In a presentation by a direct marketing agency a few years ago, the managing director said that the biggest challenge for the industry was marketers moving jobs every three years. He did not explain where he got the figure from, but on personal experience it just about lines up.
His point was this. A new marketing director will not just bring a new way of doing things. Often they will feel obligated to rip up the work of their predecessor, put a fresh stamp on things… And with that you have a new business pitch.
All very well. But across the board it brings short-termism. And it is not just marketing. Governments change frequently and reshuffles occur frequently within their timespan, too. So with this in mind, it was interesting to read a recent report in UK advertising journal Campaign about the effect of Brexit on marketing.
More uncertainty, fewer pitches
Research by the AAR found a 14.3 per cent fall in pitches between July and September this year, compared with the same period in 2015.
Brand advertising was especially badly hit – suffering an 18.8 per cent fall – but other areas included digital and direct marketing both showed a drop of around 12.5 per cent.
Whether you are making TV advertising campaigns for Christmas or 500 pieces of content for a technology brand, this can only be a good thing.
If your market share is falling and you feel your marketing is no longer working, then you’d be justified in calling a pitch. But change for its own sake is rarely a good thing. Moving business often means you lose a wealth of experience with regard to your company, market and brand.
The decrease in pitch activity comes alongside a predicted drop in planned marketing budgets for the next few years.
Referendum repercussions are still shaking up UK life and industry across the board.

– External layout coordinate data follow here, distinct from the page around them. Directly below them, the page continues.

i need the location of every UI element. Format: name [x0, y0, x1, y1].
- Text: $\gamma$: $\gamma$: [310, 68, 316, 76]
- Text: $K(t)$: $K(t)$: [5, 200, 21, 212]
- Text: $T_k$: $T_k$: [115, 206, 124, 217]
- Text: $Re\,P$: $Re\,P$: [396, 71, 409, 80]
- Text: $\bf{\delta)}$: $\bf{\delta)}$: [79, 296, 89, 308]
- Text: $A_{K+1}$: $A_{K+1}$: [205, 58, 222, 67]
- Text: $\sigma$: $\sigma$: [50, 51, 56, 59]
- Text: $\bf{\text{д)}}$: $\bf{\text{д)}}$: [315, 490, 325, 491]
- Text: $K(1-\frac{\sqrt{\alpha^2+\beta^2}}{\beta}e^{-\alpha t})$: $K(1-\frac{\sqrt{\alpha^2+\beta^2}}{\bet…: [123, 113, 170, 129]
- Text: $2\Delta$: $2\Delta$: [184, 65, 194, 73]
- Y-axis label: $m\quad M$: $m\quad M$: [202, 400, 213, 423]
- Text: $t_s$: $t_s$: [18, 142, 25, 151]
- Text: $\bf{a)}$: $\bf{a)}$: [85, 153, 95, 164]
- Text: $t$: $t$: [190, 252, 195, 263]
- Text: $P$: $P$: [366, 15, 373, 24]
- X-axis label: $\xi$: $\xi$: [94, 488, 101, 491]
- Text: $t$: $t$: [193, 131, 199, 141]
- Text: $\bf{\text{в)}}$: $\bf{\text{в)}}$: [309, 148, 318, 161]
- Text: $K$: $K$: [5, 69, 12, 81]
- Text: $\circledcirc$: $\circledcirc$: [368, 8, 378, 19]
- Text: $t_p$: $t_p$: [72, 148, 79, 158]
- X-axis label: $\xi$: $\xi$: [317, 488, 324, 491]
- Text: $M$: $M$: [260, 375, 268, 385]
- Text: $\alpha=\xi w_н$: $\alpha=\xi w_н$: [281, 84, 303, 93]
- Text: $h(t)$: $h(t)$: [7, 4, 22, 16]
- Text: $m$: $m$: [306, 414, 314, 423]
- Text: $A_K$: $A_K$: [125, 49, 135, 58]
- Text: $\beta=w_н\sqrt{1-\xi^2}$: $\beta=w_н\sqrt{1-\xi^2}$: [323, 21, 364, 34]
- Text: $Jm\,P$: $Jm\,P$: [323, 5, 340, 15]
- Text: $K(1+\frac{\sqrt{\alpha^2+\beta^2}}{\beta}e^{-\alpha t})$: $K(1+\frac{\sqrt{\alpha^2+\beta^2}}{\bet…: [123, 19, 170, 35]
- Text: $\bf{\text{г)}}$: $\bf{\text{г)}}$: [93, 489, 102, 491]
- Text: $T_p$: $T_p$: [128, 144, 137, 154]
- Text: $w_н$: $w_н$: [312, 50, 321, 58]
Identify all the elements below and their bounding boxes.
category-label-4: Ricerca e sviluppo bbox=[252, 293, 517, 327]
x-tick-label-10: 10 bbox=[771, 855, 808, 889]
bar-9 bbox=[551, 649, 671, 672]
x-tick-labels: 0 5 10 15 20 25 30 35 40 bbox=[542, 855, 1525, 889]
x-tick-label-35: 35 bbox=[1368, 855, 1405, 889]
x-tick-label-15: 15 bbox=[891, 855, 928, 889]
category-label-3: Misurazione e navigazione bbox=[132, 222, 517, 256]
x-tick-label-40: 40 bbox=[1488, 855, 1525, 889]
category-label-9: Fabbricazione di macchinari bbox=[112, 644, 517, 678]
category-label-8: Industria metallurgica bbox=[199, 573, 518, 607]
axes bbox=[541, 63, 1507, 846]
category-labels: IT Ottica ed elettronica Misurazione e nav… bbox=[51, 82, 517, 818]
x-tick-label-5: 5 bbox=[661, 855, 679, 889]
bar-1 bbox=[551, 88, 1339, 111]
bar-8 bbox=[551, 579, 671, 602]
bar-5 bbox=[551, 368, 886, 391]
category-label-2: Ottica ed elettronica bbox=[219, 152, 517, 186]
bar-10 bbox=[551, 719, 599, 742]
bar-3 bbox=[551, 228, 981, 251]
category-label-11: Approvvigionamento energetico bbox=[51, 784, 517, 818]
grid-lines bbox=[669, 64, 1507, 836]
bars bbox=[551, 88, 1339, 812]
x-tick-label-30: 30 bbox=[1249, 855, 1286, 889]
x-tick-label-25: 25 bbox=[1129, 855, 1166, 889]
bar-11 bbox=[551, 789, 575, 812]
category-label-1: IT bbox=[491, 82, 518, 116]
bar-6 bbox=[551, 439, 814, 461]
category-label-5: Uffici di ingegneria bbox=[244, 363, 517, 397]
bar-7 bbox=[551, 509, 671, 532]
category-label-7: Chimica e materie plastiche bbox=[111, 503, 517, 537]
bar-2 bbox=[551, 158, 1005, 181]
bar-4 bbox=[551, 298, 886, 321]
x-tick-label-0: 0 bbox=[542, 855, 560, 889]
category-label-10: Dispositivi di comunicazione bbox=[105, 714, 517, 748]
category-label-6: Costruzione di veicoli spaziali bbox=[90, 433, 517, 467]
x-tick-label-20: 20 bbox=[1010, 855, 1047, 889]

Evidence for this – as if any more were needed – came earlier this week with the publication of the Bellwether Report, the quarterly gaze into the crystal ball on behalf of the country’s marketing sector.
Unsurprisingly, it makes difficult reading. Prior to the referendum, the same influential report had forecast marketing budget growth of around 3.3 per cent and 2.7 per cent for 2016 and 2017 respectively. Now this has been revised down to 0.2 per cent for 2016 and -1.3 per cent for 2017.
Simply put, recessions have historically prompted the marketing sector to learn new tricks or perform the same tasks with fewer people. The question is whether agencies will go for job cuts this time or try new things. It seems the latter could be on the cards, with talk of a more “performance-driven approach”.
Uncertainty, it seems, will make people stick to their guns – albeit against their wishes. The question is whether marketers will try to get their old agencies to learn new tricks.